図6の事業所⑫と事業所⑭の実測値(実際に分子に該当した人の割合)を比較してみると、事業所⑫では事業所⑭より高く(悪く)なっています。しかし、補正値(HC-QI値)で比較してみると、事業所⑫は事業所⑭より低く(良く)なっています。これは、事業所⑫では実測値が予測値(分子に該当する可能性が高かった人の割合)より低かった一方、事業所⑭では、予測値より実測値が高かったことを反映しています。このように、予測値を用いた補正により実測値が変動していたことから、HC-QIのリスク調整が機能するこが確認され、利用者構成の異なる居宅支援事業所間の評価にも適用可能であることが明らかとなりました。

レーダーチャートによるケアの質の可視化について

HC-QI値を標準化してレーダーチャートにプロットしたことにより、ケアの質が可視化されました。また、全事業所のレーダーチャートを並べてみると(PDF全事業所のレーダーチャート(PDF 289KB))、全く同じパターンを示した事業所はなく、HC-QI値に基づいた比較によって、事業所の得意分野不得意分野が浮き彫りとなったと考えられます。

ケアマネの見直し内容とアンケート結果に関して

ケアマネアンケートの記述内容では再アセスメントの必要性やケアプランの見直しの契機となったとの報告が見られ、具体的な改善策も出されました。HC-QIの有用性に関しては、7割の介護支援専門員が有用と評価しており、我が国の居宅支援事業所において、質の評価改善ツールとして活用できる可能性が示されました。

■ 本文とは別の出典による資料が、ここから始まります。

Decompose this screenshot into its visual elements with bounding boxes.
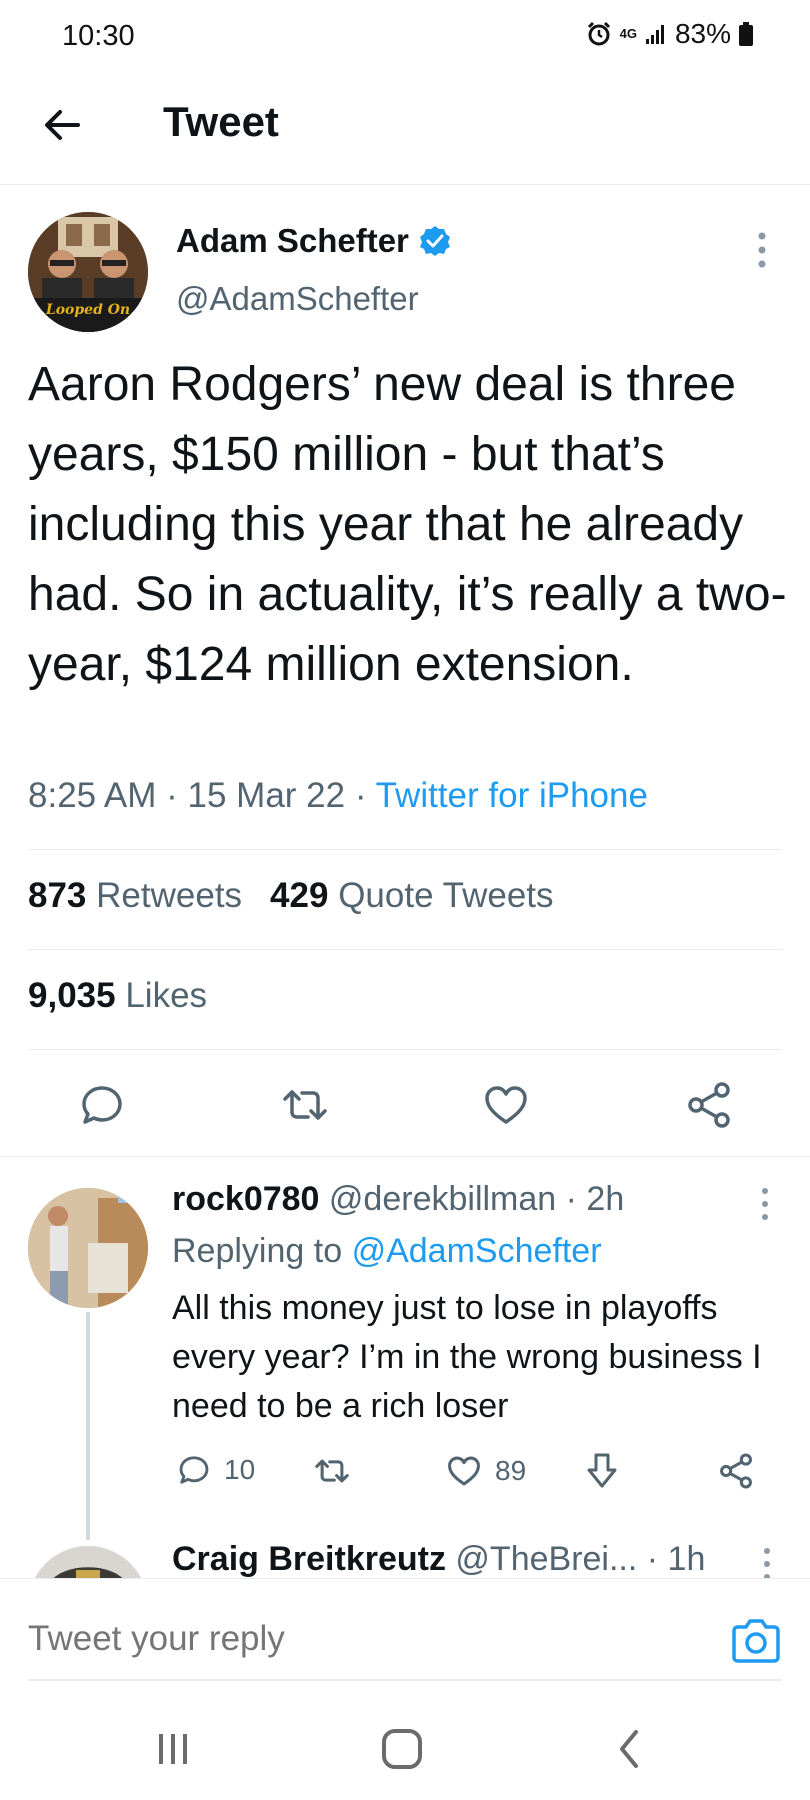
retweet-button[interactable] xyxy=(280,1080,330,1130)
reply-author-name[interactable]: rock0780 xyxy=(172,1180,319,1218)
author-avatar[interactable]: Looped On xyxy=(28,212,148,332)
reply-button[interactable] xyxy=(77,1080,127,1130)
more-vertical-icon xyxy=(764,1548,770,1580)
battery-icon xyxy=(739,22,753,46)
recents-icon xyxy=(159,1734,187,1764)
reply2-time: · 1h xyxy=(646,1540,706,1578)
author-name: Adam Schefter xyxy=(176,222,409,259)
retweet-icon xyxy=(315,1459,349,1483)
meta-separator: · xyxy=(156,776,188,815)
retweets-count: 873 xyxy=(28,876,87,915)
retweets-label: Retweets xyxy=(96,876,243,915)
reply-like-button[interactable]: 89 xyxy=(445,1452,526,1490)
tweet-date: 15 Mar 22 xyxy=(187,776,346,815)
comment-icon xyxy=(82,1086,122,1124)
signal-icon xyxy=(645,25,664,44)
back-button[interactable] xyxy=(38,100,88,150)
thread-line xyxy=(86,1312,90,1540)
author-name-row[interactable]: Adam Schefter xyxy=(176,222,451,260)
composer-underline xyxy=(28,1679,782,1681)
replying-to-handle[interactable]: @AdamSchefter xyxy=(352,1232,602,1270)
avatar-image xyxy=(28,1188,148,1308)
divider xyxy=(28,1049,782,1050)
retweets-stat[interactable]: 873 Retweets xyxy=(28,876,242,916)
more-vertical-icon xyxy=(758,232,766,268)
reply-time: · 2h xyxy=(565,1180,625,1218)
quote-tweets-label: Quote Tweets xyxy=(338,876,554,915)
nav-back-button[interactable] xyxy=(600,1724,660,1774)
battery-percent: 83% xyxy=(674,18,731,49)
likes-label: Likes xyxy=(125,976,208,1015)
nav-recents-button[interactable] xyxy=(143,1724,203,1774)
divider xyxy=(28,949,782,950)
reply-input[interactable] xyxy=(28,1609,708,1669)
arrow-down-icon xyxy=(587,1453,617,1488)
reply-avatar[interactable] xyxy=(28,1188,148,1308)
divider xyxy=(0,1156,810,1157)
reply2-more-button[interactable] xyxy=(758,1546,776,1582)
share-button[interactable] xyxy=(684,1080,734,1130)
likes-stat[interactable]: 9,035 Likes xyxy=(28,976,207,1016)
reply-like-count: 89 xyxy=(495,1455,527,1486)
alarm-icon xyxy=(587,21,610,46)
chevron-left-icon xyxy=(620,1730,638,1768)
tweet-text: Aaron Rodgers’ new deal is three years, … xyxy=(28,358,787,691)
replying-to: Replying to @AdamSchefter xyxy=(172,1232,602,1271)
heart-icon xyxy=(485,1086,527,1124)
engagement-counts: 873 Retweets 429 Quote Tweets xyxy=(28,876,554,916)
verified-badge-icon xyxy=(419,226,450,256)
status-icons: 4G 83% xyxy=(586,18,753,50)
reply-retweet-button[interactable] xyxy=(313,1452,351,1490)
reply2-author-name[interactable]: Craig Breitkreutz xyxy=(172,1540,446,1578)
reply2-header: Craig Breitkreutz @TheBrei... · 1h xyxy=(172,1540,705,1579)
replying-to-prefix: Replying to xyxy=(172,1232,343,1270)
reply-author-handle[interactable]: @derekbillman xyxy=(329,1180,556,1218)
divider xyxy=(28,849,782,850)
retweet-icon xyxy=(283,1090,327,1120)
tweet-meta: 8:25 AM · 15 Mar 22 · Twitter for iPhone xyxy=(28,776,648,816)
share-icon xyxy=(720,1453,752,1489)
avatar-image: Looped On xyxy=(28,212,148,332)
reply-more-button[interactable] xyxy=(756,1186,774,1222)
divider xyxy=(0,184,810,185)
tweet-time: 8:25 AM xyxy=(28,776,157,815)
author-handle[interactable]: @AdamSchefter xyxy=(176,280,419,318)
quote-tweets-stat[interactable]: 429 Quote Tweets xyxy=(270,876,553,916)
camera-button[interactable] xyxy=(730,1615,782,1667)
page-title: Tweet xyxy=(163,98,279,145)
home-icon xyxy=(382,1729,422,1769)
meta-separator: · xyxy=(345,776,376,815)
arrow-left-icon xyxy=(45,110,80,140)
reply-vote-down-button[interactable] xyxy=(585,1452,619,1490)
more-vertical-icon xyxy=(762,1188,768,1220)
reply-composer xyxy=(0,1578,810,1800)
avatar-logo-text: Looped On xyxy=(45,302,130,318)
network-type: 4G xyxy=(619,26,637,41)
more-options-button[interactable] xyxy=(752,230,772,270)
reply-comment-button[interactable]: 10 xyxy=(176,1452,255,1488)
reply-header: rock0780 @derekbillman · 2h xyxy=(172,1180,624,1219)
nav-home-button[interactable] xyxy=(372,1724,432,1774)
heart-icon xyxy=(448,1456,480,1486)
reply-comment-count: 10 xyxy=(224,1454,256,1485)
like-button[interactable] xyxy=(481,1080,531,1130)
reply2-author-handle[interactable]: @TheBrei... xyxy=(455,1540,637,1578)
reply-text: All this money just to lose in playoffs … xyxy=(172,1289,762,1425)
quote-tweets-count: 429 xyxy=(270,876,329,915)
comment-icon xyxy=(179,1456,209,1484)
reply-share-button[interactable] xyxy=(717,1452,755,1490)
tweet-source-link[interactable]: Twitter for iPhone xyxy=(376,776,648,815)
likes-count: 9,035 xyxy=(28,976,116,1015)
status-time: 10:30 xyxy=(62,20,135,52)
share-icon xyxy=(688,1082,730,1128)
camera-icon xyxy=(732,1619,780,1663)
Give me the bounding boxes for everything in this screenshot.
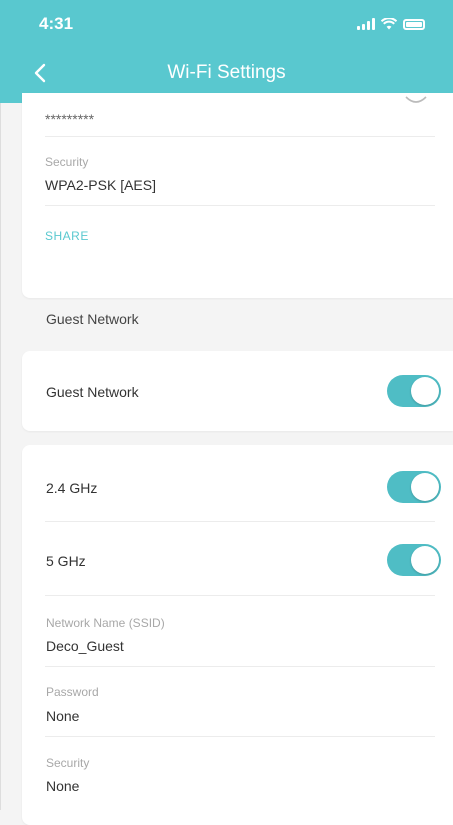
divider [45,736,435,737]
toggle-knob [411,546,439,574]
band-5-toggle[interactable] [387,544,441,576]
guest-security-label: Security [46,756,90,770]
status-bar: 4:31 [0,0,453,44]
status-time: 4:31 [39,14,74,33]
guest-network-toggle[interactable] [387,375,441,407]
header-bar: 4:31 Wi-Fi Settings [0,0,453,103]
ssid-value: Deco_Guest [46,638,124,654]
band-24-label: 2.4 GHz [46,480,98,496]
guest-security-value: None [46,778,80,794]
share-button[interactable]: SHARE [45,229,89,243]
guest-network-card: Guest Network [22,351,453,431]
main-security-label: Security [45,155,89,169]
main-password-value: ********* [45,111,95,127]
eye-icon[interactable] [405,93,427,109]
band-24-toggle[interactable] [387,471,441,503]
divider [45,521,435,522]
battery-icon [403,18,425,30]
main-security-value: WPA2-PSK [AES] [45,177,156,193]
guest-password-value: None [46,708,80,724]
divider [45,205,435,206]
ssid-label: Network Name (SSID) [46,616,165,630]
content-area: ********* Security WPA2-PSK [AES] SHARE … [0,93,453,825]
toggle-knob [411,377,439,405]
signal-icon [357,18,375,30]
divider [45,595,435,596]
band-5-label: 5 GHz [46,553,86,569]
wifi-icon [381,18,397,30]
main-network-card: ********* Security WPA2-PSK [AES] SHARE [22,93,453,298]
guest-bands-card: 2.4 GHz 5 GHz Network Name (SSID) Deco_G… [22,445,453,825]
divider [45,136,435,137]
toggle-knob [411,473,439,501]
guest-password-label: Password [46,685,99,699]
guest-section-title: Guest Network [46,311,139,327]
guest-network-label: Guest Network [46,384,139,400]
page-title: Wi-Fi Settings [167,62,286,83]
status-icons [357,18,425,30]
nav-row: Wi-Fi Settings [0,52,453,92]
divider [45,666,435,667]
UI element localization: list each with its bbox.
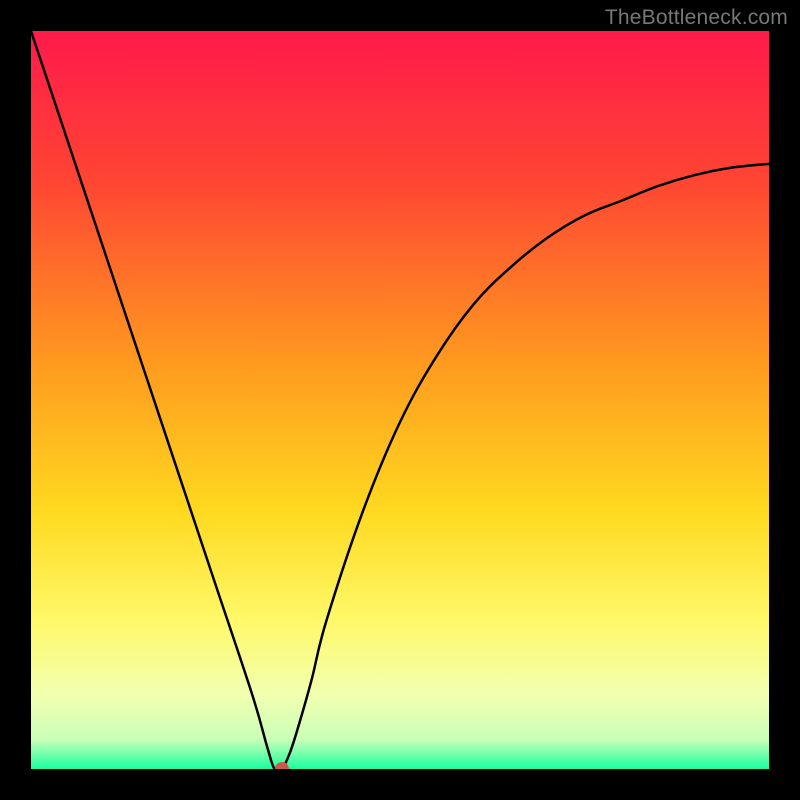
attribution-text: TheBottleneck.com [605, 6, 788, 30]
chart-svg [31, 31, 769, 769]
gradient-background [31, 31, 769, 769]
plot-area [31, 31, 769, 769]
chart-frame: TheBottleneck.com [0, 0, 800, 800]
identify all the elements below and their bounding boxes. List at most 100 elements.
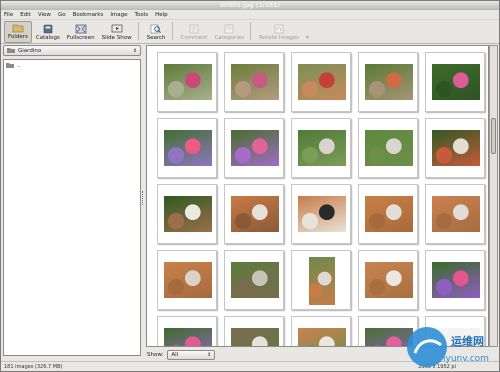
catalog-icon (42, 24, 54, 34)
thumbnail-image (365, 64, 413, 100)
menu-help[interactable]: Help (155, 12, 168, 18)
thumbnail-image (298, 130, 346, 166)
comment-icon (188, 24, 200, 34)
thumbnail-image (231, 130, 279, 166)
thumbnail-cat-row5[interactable] (224, 316, 284, 346)
tree-item-label: .. (17, 63, 21, 69)
catalogs-button[interactable]: Catalogs (33, 21, 63, 43)
thumbnail-image (309, 257, 335, 305)
fullscreen-icon (75, 24, 87, 34)
search-icon (150, 24, 162, 34)
thumbnail-garden-shrub[interactable] (224, 250, 284, 310)
thumbnail-cat-in-garden[interactable] (291, 118, 351, 178)
toolbar: Folders Catalogs Fullscreen Slide Show S… (1, 20, 499, 44)
catalogs-label: Catalogs (35, 35, 60, 41)
thumbnail-pink-rose-2[interactable] (157, 118, 217, 178)
vertical-scrollbar[interactable] (489, 45, 498, 347)
thumbnail-image (298, 64, 346, 100)
chevron-updown-icon: ⇕ (207, 351, 212, 358)
menu-bookmarks[interactable]: Bookmarks (73, 12, 104, 18)
thumbnail-flowers-pots[interactable] (157, 52, 217, 112)
menu-file[interactable]: File (4, 12, 13, 18)
thumbnail-cat-close[interactable] (358, 250, 418, 310)
folders-button[interactable]: Folders (4, 21, 32, 43)
thumbnail-rose-purple[interactable] (425, 250, 485, 310)
location-combo[interactable]: Giardino ⇕ (3, 45, 141, 56)
chevron-down-icon: ▾ (305, 35, 309, 41)
thumbnail-cat-sitting[interactable] (157, 250, 217, 310)
thumbnail-pot-plant[interactable] (358, 52, 418, 112)
thumbnail-grid[interactable] (146, 45, 489, 347)
thumbnail-flowers-pots-2[interactable] (224, 52, 284, 112)
toolbar-separator (250, 22, 252, 40)
thumbnail-image (164, 64, 212, 100)
search-button[interactable]: Search (144, 21, 169, 43)
filter-value: All (171, 351, 179, 358)
thumbnail-image (164, 328, 212, 346)
thumbnail-image (231, 262, 279, 298)
chevron-updown-icon: ⇕ (132, 47, 137, 54)
thumbnail-cat-row5-2[interactable] (291, 316, 351, 346)
rotate-icon (273, 24, 285, 34)
watermark-url: iyunv.com (443, 354, 489, 364)
rotate-dropdown[interactable]: ▾ (303, 21, 312, 43)
toolbar-separator (171, 22, 173, 40)
filter-combo[interactable]: All ⇕ (167, 349, 216, 360)
thumbnail-cats-floor[interactable] (224, 184, 284, 244)
scrollbar-thumb[interactable] (491, 118, 496, 154)
thumbnail-pot-red-flowers[interactable] (291, 52, 351, 112)
thumbnail-image (164, 196, 212, 232)
menu-image[interactable]: Image (110, 12, 127, 18)
categories-icon (223, 24, 235, 34)
filter-label: Show: (147, 351, 164, 358)
folder-icon (12, 23, 24, 33)
thumbnail-image (432, 262, 480, 298)
thumbnail-image (432, 64, 480, 100)
window-title: 00001.jpg (1/181) (1, 1, 499, 10)
thumbnail-image (365, 262, 413, 298)
thumbnail-image (298, 328, 346, 346)
thumbnail-image (298, 196, 346, 232)
rotate-button[interactable]: Rotate Images (256, 21, 302, 43)
slideshow-button[interactable]: Slide Show (99, 21, 135, 43)
fullscreen-label: Fullscreen (66, 35, 95, 41)
thumbnail-cat-portrait[interactable] (291, 250, 351, 310)
thumbnail-image (365, 196, 413, 232)
image-count: 181 images (326.7 MB) (4, 363, 63, 370)
thumbnail-rose-row5[interactable] (157, 316, 217, 346)
thumbnail-cat-tiles[interactable] (358, 184, 418, 244)
menu-view[interactable]: View (38, 12, 51, 18)
thumbnail-cat-wall[interactable] (425, 118, 485, 178)
slideshow-icon (111, 24, 123, 34)
thumbnail-cat-tiles-2[interactable] (425, 184, 485, 244)
tree-item-parent[interactable]: .. (6, 62, 138, 70)
comment-label: Comment (180, 35, 208, 41)
menu-tools[interactable]: Tools (135, 12, 149, 18)
folder-icon (7, 47, 15, 55)
thumbnail-rose-bush[interactable] (224, 118, 284, 178)
fullscreen-button[interactable]: Fullscreen (64, 21, 98, 43)
thumbnail-image (365, 130, 413, 166)
thumbnail-image (432, 196, 480, 232)
thumbnail-cat-hedge[interactable] (157, 184, 217, 244)
comment-button[interactable]: Comment (178, 21, 211, 43)
categories-button[interactable]: Categories (211, 21, 247, 43)
menu-bar: File Edit View Go Bookmarks Image Tools … (1, 10, 499, 20)
thumbnail-image (164, 130, 212, 166)
watermark-logo: 运维网 iyunv.com (399, 323, 499, 371)
thumbnail-cats-lawn[interactable] (358, 118, 418, 178)
folder-panel: Giardino ⇕ .. (3, 45, 141, 358)
app-window: 00001.jpg (1/181) File Edit View Go Book… (0, 0, 500, 372)
thumbnail-pink-rose[interactable] (425, 52, 485, 112)
thumbnail-image (164, 262, 212, 298)
categories-label: Categories (214, 35, 245, 41)
thumbnail-image (231, 196, 279, 232)
watermark-title: 运维网 (451, 334, 484, 348)
pane-splitter[interactable] (142, 191, 144, 205)
folders-label: Folders (8, 34, 28, 40)
thumbnail-image (231, 328, 279, 346)
menu-edit[interactable]: Edit (20, 12, 31, 18)
thumbnail-cats-floor-2[interactable] (291, 184, 351, 244)
folder-tree[interactable]: .. (3, 59, 141, 356)
menu-go[interactable]: Go (58, 12, 66, 18)
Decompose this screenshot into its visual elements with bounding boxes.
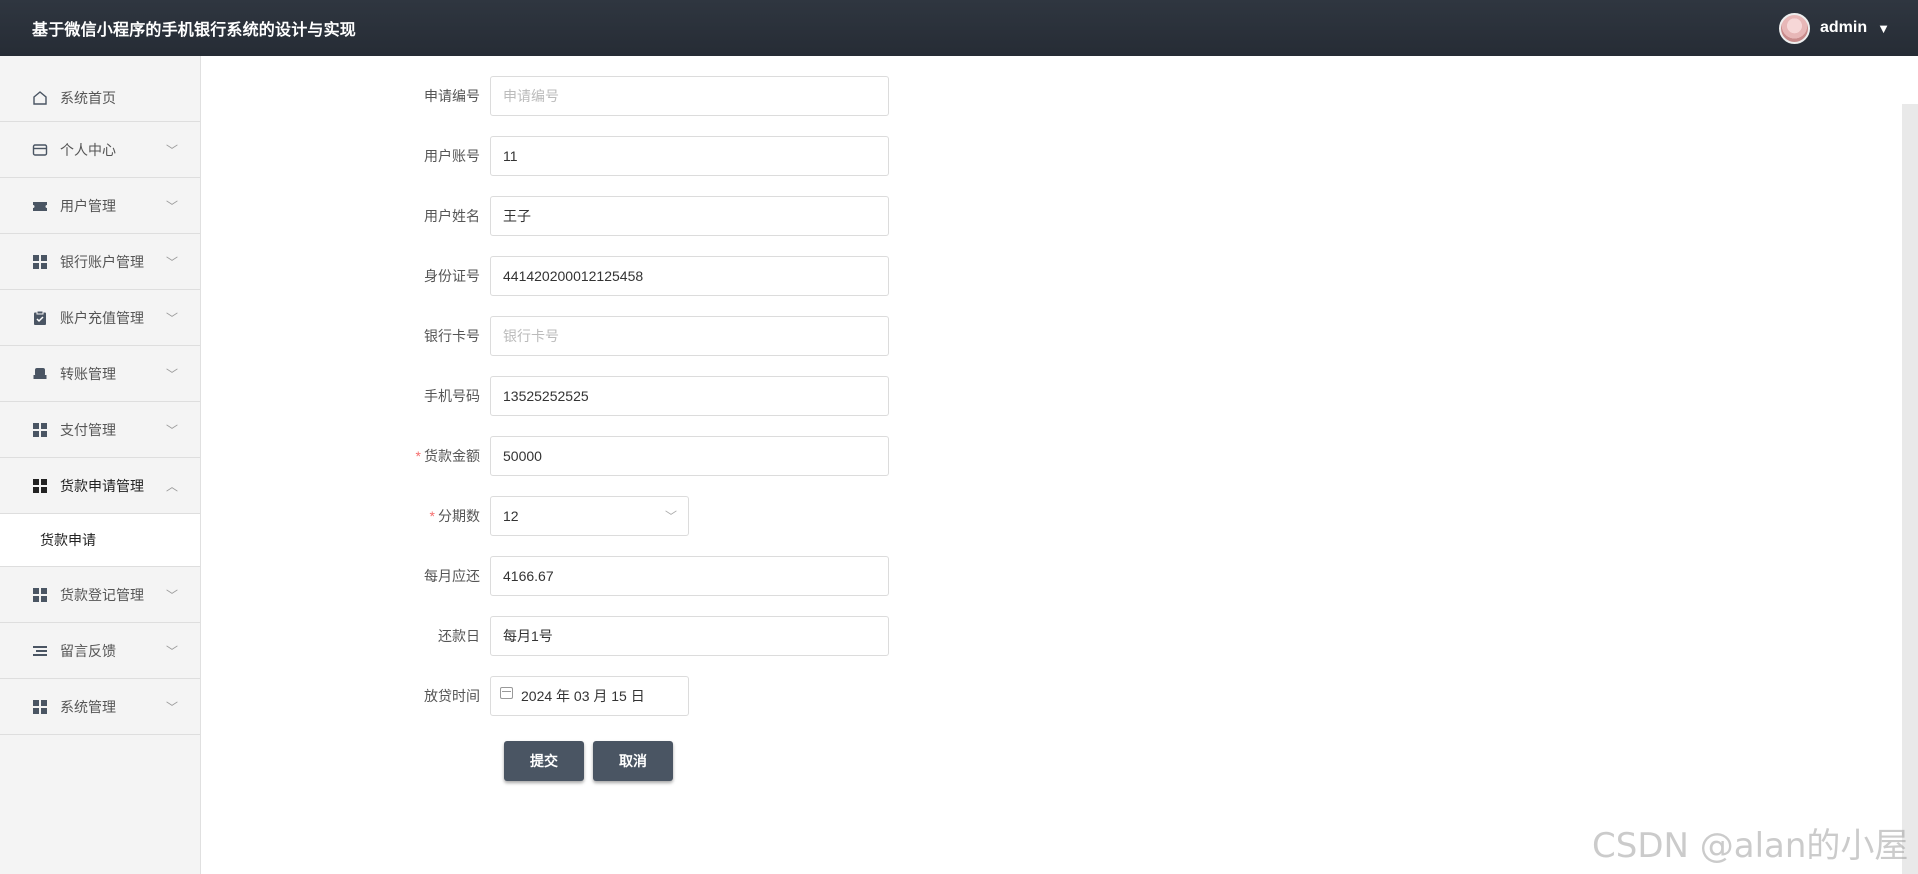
sidebar-item-system[interactable]: 系统管理 ﹀ bbox=[0, 679, 200, 735]
id-number-input[interactable] bbox=[490, 256, 889, 296]
form-row-loan-amount: * 货款金额 bbox=[202, 436, 889, 476]
avatar[interactable] bbox=[1779, 12, 1810, 44]
field-label: * 分期数 bbox=[202, 506, 490, 526]
form-row-application-no: 申请编号 bbox=[202, 76, 889, 116]
form-row-phone: 手机号码 bbox=[202, 376, 889, 416]
sidebar-item-label: 系统首页 bbox=[60, 89, 116, 106]
sidebar: 系统首页 个人中心 ﹀ 用户管理 ﹀ 银行账户管理 ﹀ 账户充值管理 ﹀ 转账管… bbox=[0, 56, 201, 874]
application-no-input[interactable] bbox=[490, 76, 889, 116]
sidebar-item-label: 系统管理 bbox=[60, 698, 116, 715]
chevron-down-icon: ﹀ bbox=[165, 199, 178, 213]
sidebar-item-label: 用户管理 bbox=[60, 197, 116, 214]
chevron-down-icon: ﹀ bbox=[165, 367, 178, 381]
caret-down-icon[interactable]: ▼ bbox=[1877, 21, 1890, 36]
sidebar-item-users[interactable]: 用户管理 ﹀ bbox=[0, 178, 200, 234]
grid-icon bbox=[31, 698, 48, 715]
ticket-icon bbox=[31, 197, 48, 214]
loan-date-input[interactable] bbox=[490, 676, 689, 716]
sidebar-item-bank-accounts[interactable]: 银行账户管理 ﹀ bbox=[0, 234, 200, 290]
sidebar-item-transfer[interactable]: 转账管理 ﹀ bbox=[0, 346, 200, 402]
user-name-input[interactable] bbox=[490, 196, 889, 236]
chevron-down-icon: ﹀ bbox=[664, 509, 677, 524]
installments-select[interactable]: ﹀ bbox=[490, 496, 689, 536]
sidebar-item-profile[interactable]: 个人中心 ﹀ bbox=[0, 122, 200, 178]
chevron-up-icon: ︿ bbox=[165, 479, 178, 493]
sidebar-item-label: 货款登记管理 bbox=[60, 586, 144, 603]
form-row-monthly-payment: 每月应还 bbox=[202, 556, 889, 596]
field-label: 用户账号 bbox=[424, 148, 480, 164]
field-label: 申请编号 bbox=[424, 88, 480, 104]
top-bar: 基于微信小程序的手机银行系统的设计与实现 admin ▼ bbox=[0, 0, 1918, 56]
sidebar-item-label: 个人中心 bbox=[60, 141, 116, 158]
field-label: 放贷时间 bbox=[424, 688, 480, 704]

本事業では、HC-QI値の正確な算出のために利用者に対する定期アセスメントの実施を呼びかけ、ほぼ全ての事業所で半数以上の利用者に対して6か月以内にアセスメントが行われていました。しかしながら、より正確な値の算出のためには、定期アセスメントの実施割合をさらに高める必要があります。今後は、HC-QIの結果を時系列的にフィードバックして、ケアの質の改善をアセスメント担当者に伝えることで、内発的動機を高め、定期アセスメントのさらなる向上につながる、というようなポジティブサイクルの構築を支援していきます。
また、より多くのアセスメントデータを用いることで、より正確な平均値を得ることが重要であると考えられるため、今後は、参加事業者を拡大し、本事業をさらに発展させていく計画です。